Generate an rms:Predict object or data frame for an ensemble of simulated disease registries

Usage

predReg(genReg, N, M = 100, fit = NULL, adjust.to = fit$Design$limits["Adjust to", ], do.pred = function(df) { fit.call <- fit$call fit.call$data <- quote(df) fit <- eval(fit.call) fit$Design$limits["Adjust to", names(adjust.to)] <- adjust.to if(is(fit, "lrm")) Predict(fit, fun = plogis) else Predict(fit) }, ...)

Arguments

genReg
A function that returns a simulated registry dataset, taking as its first parameter the desired size of the simulated registry, and possibly other parameters passed through via the ... arg
N
Size of generated registries
M
Size of the ensemble
fit
A fitted model usually intended to serve as a template for a model to be fitted to the simulated registries.
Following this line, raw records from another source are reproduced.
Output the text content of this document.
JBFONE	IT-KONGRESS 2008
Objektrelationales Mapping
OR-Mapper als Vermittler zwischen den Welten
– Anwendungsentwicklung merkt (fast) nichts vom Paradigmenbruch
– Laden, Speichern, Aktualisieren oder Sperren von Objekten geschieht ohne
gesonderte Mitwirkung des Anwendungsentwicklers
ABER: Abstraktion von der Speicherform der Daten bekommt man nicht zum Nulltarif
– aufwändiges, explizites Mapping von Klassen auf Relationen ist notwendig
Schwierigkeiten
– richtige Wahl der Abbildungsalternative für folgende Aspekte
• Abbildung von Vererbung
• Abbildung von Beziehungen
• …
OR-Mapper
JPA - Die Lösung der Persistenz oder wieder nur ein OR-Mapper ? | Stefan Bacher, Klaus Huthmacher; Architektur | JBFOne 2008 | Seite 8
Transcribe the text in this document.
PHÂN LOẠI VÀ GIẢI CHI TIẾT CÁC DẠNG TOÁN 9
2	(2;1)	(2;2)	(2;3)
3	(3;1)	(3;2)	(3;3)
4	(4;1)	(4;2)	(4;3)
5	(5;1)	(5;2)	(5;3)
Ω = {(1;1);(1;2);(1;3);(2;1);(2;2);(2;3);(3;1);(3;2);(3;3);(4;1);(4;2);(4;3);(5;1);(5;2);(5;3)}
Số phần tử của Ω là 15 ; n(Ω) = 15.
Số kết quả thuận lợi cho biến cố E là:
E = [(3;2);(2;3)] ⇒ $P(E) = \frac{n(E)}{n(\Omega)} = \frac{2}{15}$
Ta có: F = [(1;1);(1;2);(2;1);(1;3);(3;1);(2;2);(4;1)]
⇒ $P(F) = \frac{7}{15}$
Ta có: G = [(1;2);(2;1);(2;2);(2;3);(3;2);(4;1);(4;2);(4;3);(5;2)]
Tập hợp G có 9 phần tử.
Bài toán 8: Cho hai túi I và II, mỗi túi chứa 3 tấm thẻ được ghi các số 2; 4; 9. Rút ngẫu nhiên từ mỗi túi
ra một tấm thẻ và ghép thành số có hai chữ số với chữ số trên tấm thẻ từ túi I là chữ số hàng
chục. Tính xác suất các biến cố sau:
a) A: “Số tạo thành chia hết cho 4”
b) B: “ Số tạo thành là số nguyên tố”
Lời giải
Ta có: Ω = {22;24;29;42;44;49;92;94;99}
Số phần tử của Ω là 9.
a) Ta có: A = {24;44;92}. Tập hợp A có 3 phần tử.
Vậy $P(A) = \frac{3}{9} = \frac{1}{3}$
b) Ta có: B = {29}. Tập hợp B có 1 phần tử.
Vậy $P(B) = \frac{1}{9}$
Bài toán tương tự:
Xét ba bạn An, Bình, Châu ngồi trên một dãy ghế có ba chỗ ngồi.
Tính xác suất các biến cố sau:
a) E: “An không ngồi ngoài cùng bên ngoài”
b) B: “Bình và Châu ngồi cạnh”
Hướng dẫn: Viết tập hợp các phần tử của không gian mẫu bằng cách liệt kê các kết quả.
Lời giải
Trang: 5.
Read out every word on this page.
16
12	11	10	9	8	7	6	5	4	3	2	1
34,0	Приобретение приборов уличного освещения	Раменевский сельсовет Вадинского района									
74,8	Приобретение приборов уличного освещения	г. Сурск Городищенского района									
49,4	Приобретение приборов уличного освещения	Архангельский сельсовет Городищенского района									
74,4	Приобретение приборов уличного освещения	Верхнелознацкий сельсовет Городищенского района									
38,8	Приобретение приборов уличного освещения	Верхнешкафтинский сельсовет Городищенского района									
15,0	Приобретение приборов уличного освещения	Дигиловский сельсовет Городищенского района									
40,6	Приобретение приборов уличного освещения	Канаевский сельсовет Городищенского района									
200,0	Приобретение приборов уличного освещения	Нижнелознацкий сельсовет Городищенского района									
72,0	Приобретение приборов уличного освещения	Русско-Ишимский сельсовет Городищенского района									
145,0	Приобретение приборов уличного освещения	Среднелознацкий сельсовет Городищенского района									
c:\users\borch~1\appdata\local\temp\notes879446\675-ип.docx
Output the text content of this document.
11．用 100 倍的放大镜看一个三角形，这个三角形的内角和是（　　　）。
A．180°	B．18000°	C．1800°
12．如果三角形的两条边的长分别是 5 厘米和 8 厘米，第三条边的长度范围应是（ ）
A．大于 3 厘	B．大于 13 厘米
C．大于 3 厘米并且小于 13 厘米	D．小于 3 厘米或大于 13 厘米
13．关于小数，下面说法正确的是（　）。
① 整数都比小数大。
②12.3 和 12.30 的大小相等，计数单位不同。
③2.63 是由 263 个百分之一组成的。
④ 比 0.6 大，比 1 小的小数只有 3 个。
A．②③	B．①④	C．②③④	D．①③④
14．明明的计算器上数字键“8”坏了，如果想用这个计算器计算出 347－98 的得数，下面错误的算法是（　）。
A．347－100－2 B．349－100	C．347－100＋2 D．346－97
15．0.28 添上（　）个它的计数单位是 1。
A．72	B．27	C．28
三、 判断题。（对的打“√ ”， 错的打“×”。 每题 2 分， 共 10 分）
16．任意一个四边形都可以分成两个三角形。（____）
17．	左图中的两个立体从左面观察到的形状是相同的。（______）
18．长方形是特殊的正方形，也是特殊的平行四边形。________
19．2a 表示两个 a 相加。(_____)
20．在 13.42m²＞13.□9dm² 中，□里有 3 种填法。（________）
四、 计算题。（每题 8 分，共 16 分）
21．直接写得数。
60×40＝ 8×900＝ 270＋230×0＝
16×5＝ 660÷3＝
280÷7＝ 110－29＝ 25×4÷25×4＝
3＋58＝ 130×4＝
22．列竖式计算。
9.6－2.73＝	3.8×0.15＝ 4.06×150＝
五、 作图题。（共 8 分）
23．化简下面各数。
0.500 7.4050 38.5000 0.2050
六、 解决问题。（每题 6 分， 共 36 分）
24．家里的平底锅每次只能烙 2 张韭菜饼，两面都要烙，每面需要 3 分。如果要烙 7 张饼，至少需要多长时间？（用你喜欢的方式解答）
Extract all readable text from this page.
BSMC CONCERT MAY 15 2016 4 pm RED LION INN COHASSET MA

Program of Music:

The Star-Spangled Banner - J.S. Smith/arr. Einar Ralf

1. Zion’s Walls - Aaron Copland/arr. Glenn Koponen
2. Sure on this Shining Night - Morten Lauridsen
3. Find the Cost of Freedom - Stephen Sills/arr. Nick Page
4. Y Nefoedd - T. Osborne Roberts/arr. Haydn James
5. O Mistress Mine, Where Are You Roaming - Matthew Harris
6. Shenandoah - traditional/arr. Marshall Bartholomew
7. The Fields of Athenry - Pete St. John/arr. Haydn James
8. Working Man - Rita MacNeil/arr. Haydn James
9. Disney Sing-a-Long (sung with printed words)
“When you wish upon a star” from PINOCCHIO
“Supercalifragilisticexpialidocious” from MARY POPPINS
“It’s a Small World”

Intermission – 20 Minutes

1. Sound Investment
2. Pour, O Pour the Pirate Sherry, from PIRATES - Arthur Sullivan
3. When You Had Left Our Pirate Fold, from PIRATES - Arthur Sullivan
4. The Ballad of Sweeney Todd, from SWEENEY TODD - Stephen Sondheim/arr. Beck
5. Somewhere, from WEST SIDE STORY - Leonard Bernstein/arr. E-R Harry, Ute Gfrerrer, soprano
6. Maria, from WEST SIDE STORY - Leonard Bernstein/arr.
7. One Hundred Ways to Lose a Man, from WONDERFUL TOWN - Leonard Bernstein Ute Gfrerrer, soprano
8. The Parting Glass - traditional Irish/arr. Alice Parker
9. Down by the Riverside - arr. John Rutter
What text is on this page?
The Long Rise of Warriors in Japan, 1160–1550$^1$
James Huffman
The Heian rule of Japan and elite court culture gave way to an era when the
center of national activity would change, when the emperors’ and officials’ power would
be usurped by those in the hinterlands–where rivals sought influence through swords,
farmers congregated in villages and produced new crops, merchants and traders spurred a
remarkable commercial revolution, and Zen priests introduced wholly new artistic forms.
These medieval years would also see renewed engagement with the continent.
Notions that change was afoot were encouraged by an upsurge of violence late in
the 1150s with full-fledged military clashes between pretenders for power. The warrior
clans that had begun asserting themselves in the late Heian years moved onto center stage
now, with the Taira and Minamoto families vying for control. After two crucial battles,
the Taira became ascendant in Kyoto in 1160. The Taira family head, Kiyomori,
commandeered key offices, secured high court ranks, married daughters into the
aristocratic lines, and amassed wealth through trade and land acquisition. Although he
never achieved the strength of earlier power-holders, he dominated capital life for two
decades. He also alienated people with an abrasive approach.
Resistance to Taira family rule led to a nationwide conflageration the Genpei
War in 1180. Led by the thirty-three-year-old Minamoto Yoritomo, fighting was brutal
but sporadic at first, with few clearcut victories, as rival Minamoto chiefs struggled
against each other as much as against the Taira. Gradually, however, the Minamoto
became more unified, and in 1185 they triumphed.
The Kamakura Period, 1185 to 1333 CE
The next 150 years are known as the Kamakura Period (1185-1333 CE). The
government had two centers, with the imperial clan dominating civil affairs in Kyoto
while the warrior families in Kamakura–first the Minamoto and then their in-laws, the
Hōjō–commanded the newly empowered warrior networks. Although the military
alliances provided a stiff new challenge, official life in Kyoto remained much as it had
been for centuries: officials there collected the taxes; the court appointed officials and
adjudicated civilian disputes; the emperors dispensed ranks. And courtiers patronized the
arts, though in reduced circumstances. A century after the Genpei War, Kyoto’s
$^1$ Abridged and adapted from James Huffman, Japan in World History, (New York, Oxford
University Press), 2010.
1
This may be NULL when do.pred is provided explicitly in the call
adjust.to
A list of adjust-to values for the fitted models, defaulting to the adjust-to parameters of fit
do.pred
A function to be run on the data generated during each iteration of the simulation, generating either an rms:Predict object, or a (usually, named) atomic vector
...
Additional parameters passed to genReg

Value

Depending on the return type of do.pred, either an rms:Predict object containing ensemble-averaged predictions with confidence bounds reflecting their estimated ensemble variance, or else a data frame collecting the vector returned by do.pred

Details

Given a function for generating a simulated disease registry, this function generates an ensemble of such registries. It then returns an rms:Predict object that contains ensemble-averaged predictions and confidence bounds.